ECOM (French branch) has re-established contact with the St.Raphael Hospital in Baghdad, which is run by the Dominican Sisters. At the end of this week, in cooperation with the Embassy of the Order of Malta in Lebanon, ECOM will send a team of eight doctors, nurses and paramedics to Baghdad. Mme Anne Broquet and Comte Alain de Parcevaux will be in charge of this team, made up of 3 members of the French Association and 5 from the Lebanese Embassy of the Order of Malta. The team will bring urgently needed medicines, medical appliances and a generator to the St. Raphael Hospital. They are also bringing a mobile clinic to provide basic healthcare for the people living in the rural areas surrounding Baghdad.
ECOM (Malteser Germany) will focus its operation on health centres in the regions of the Northern Iraqi villages of Erbil, Kirkuk, Kifri and Makhmour. Some of the centres, which care for between 50 and 100 patients every day, were immediately provided with basic medicines from the first emergency health kit which had been brought to Northern Iraq. As a short term mission, ECOM will provide four health centres in Kifri, Erbil and Makhmour with medicines, medical instruments and laboratory material to improve the diagnosis and treatment facilities. On a medium-term basis, improvement of medical care for women in the Kurdish regions will be the focus. All programmes will be run in close cooperation with Turkish and Kurdish partner organisations.
The humanitarian situation
Security remains an important issue which needs to be urgently addressed in Iraq. It is not a problem of entry but rather a problem of movement. Well organised lootings and muggings are reported on the main road from Amman to Baghdad. There is a general landmine problem all over the country.
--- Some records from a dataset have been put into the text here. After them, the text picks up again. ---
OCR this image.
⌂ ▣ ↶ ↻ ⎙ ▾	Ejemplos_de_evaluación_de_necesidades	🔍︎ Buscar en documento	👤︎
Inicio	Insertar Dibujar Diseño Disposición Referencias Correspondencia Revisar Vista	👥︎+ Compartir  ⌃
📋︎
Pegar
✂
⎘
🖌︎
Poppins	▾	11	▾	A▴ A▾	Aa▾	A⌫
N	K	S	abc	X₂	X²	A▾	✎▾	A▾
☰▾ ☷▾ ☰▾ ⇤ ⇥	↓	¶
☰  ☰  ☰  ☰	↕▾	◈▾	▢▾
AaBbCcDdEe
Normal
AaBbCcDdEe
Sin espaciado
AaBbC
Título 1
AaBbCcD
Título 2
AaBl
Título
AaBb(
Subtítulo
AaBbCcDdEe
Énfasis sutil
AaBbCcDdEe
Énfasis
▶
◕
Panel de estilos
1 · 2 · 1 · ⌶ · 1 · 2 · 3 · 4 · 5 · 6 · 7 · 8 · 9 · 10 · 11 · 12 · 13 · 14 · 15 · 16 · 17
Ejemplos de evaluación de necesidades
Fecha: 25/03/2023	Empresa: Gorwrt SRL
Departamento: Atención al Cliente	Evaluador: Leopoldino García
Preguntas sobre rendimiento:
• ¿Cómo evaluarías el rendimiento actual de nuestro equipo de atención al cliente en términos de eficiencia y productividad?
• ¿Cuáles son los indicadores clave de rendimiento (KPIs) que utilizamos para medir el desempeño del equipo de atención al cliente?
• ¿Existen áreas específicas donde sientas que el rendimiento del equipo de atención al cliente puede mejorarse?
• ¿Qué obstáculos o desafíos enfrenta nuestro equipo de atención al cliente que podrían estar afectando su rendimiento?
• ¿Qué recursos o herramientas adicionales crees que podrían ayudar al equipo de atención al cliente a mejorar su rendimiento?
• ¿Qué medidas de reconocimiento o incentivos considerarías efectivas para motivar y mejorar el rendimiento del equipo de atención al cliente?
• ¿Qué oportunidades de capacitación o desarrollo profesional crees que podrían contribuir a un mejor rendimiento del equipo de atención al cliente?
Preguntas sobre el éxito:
The urban areas are now safe, but the situation in rural areas is rather insecure. The needs are more or less the same: security, salary, infrastructure, electricity, waste. They must be seen as the result of years of bad government. Humanitarian coordination meetings are run in Baghdad on a daily basis but the humanitarian possibilities are decreasing, from a position which had never been very strong. There is no acute emergency at the moment, but there is a strong need for rehabilitation. So far, only government buildings have been destroyed, rather than civilian facilities that would have needed reconstruction. Currently there is no food crisis as people are very economical with their food rations. ECOM understands that the Oil-for-Food-Programme will be phased out by September 2003. If no substitution is planned for, the community could then face a food crisis, with repercussions in all sectors.